In this lecture of How to Start a Startup, Peter Thiel, the founder of PayPal, Palantir and Founders Fund explains why competition is for losers. There are only two kinds of businesses, he says; the perfectly competitive ones and the monopolies. No, there is no such thing as “in between”. If this came as a bit of a shocker, then it’s because people constantly lie about the kind of businesses they’re in, explains Peter.

The goldmine vs the fictitiously narrow market

Most often, both these businesses indulge in opposite lies – people who have monopolies pretend they have incredible competition to prevent the government from breathing down their necks and those  non-monopolies are tempted to say a lie in the other direction – that they’re doing something unique because they want to differentiate. Breaking it down to set theoretic terms, you could say that the monopolist describes his business as the union of vastly different markets whereas the non-monopolist, barely thriving in competition, likes to call it an intersection of these.

The lion’s share is yours if you chase the small markets

When you’re starting a new company, you want monopoly. How do you get hold of that coveted chunk of the market? You aim for the small market, take over and incrementally expand in concentric circles till you own the market. This is one of those counter intuitive ideas that has worked for all those tech giants – Apple, Google, Amazon, Microsoft, underscores Peter.

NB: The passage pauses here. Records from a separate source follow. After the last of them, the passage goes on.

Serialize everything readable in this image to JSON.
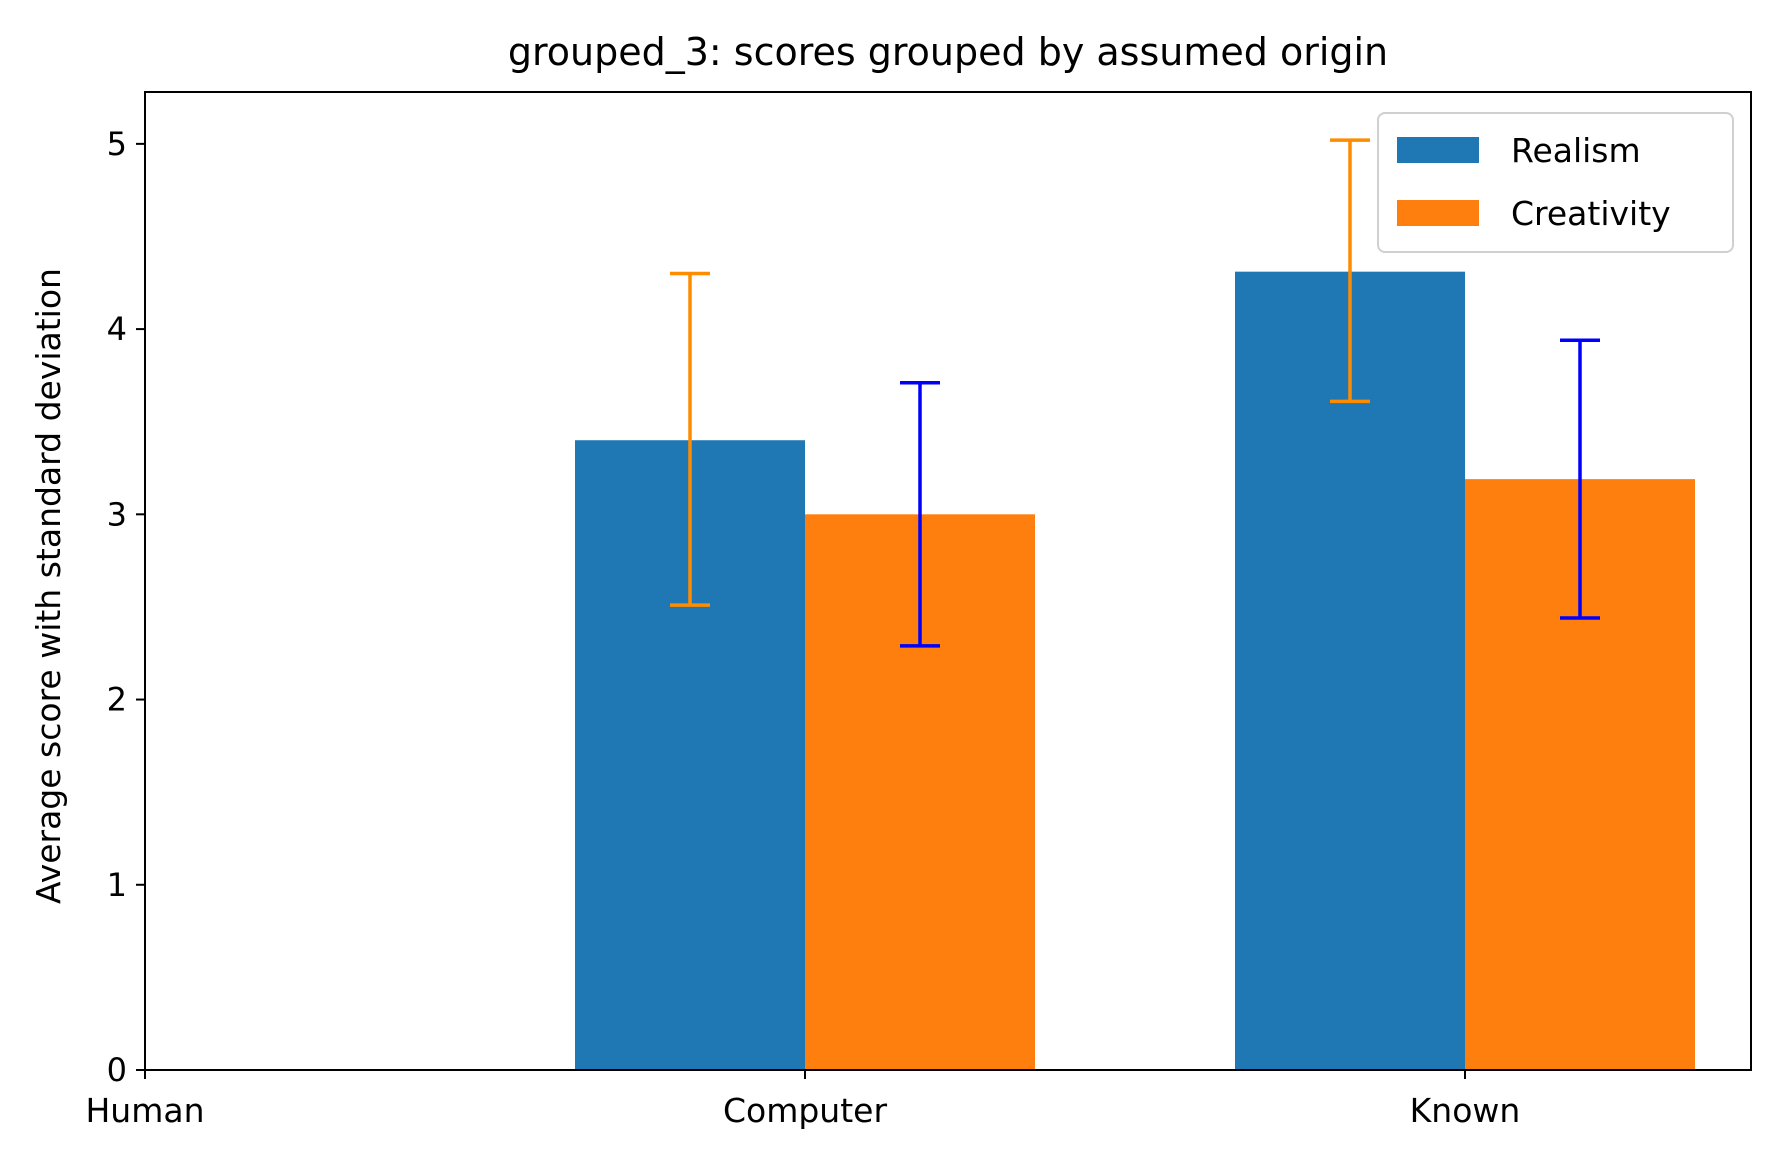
{
  "chart_data": {
    "type": "bar",
    "title": "grouped_3: scores grouped by assumed origin",
    "xlabel": "",
    "ylabel": "Average score with standard deviation",
    "categories": [
      "Human",
      "Computer",
      "Known"
    ],
    "ylim": [
      0,
      5.28
    ],
    "yticks": [
      0,
      1,
      2,
      3,
      4,
      5
    ],
    "grid": false,
    "legend_position": "top-right",
    "series": [
      {
        "name": "Realism",
        "color": "#1f77b4",
        "error_color": "#ff8c00",
        "values": [
          null,
          3.4,
          4.31
        ],
        "lower": [
          null,
          2.51,
          3.61
        ],
        "upper": [
          null,
          4.3,
          5.02
        ]
      },
      {
        "name": "Creativity",
        "color": "#ff7f0e",
        "error_color": "#0000ff",
        "values": [
          null,
          3.0,
          3.19
        ],
        "lower": [
          null,
          2.29,
          2.44
        ],
        "upper": [
          null,
          3.71,
          3.94
        ]
      }
    ]
  }
}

Are you a minnow in the vast ocean? You might want to restrategize

Your restaurant industry is a trillion dollar industry. So if you do a market size analysis, you conclude restaurants are fantastic business to go into. A no-brainer, huh? But you don’t want to be the hundredth restaurant in Palo Alto or the fourth online pet food company or even the tenth solar panel company. Why? Because the competition will make it very very hard for you to differentiate, says Peter. The idea is to go after the small markets that people think makes zero sense and get a foothold, expand those markets and scale into a monopoly.

Piece of cake!

“We go for things that lots of other people are going for. It’s not that there is wisdom of crowds, it’s not that lots of people trying to do something is the best proof of that being valuable. I think it’s when lots of people are trying to do something, that is often proof of insanity. There are twenty thousand people a year who move to Los Angeles to become movie stars, about twenty of them make it.”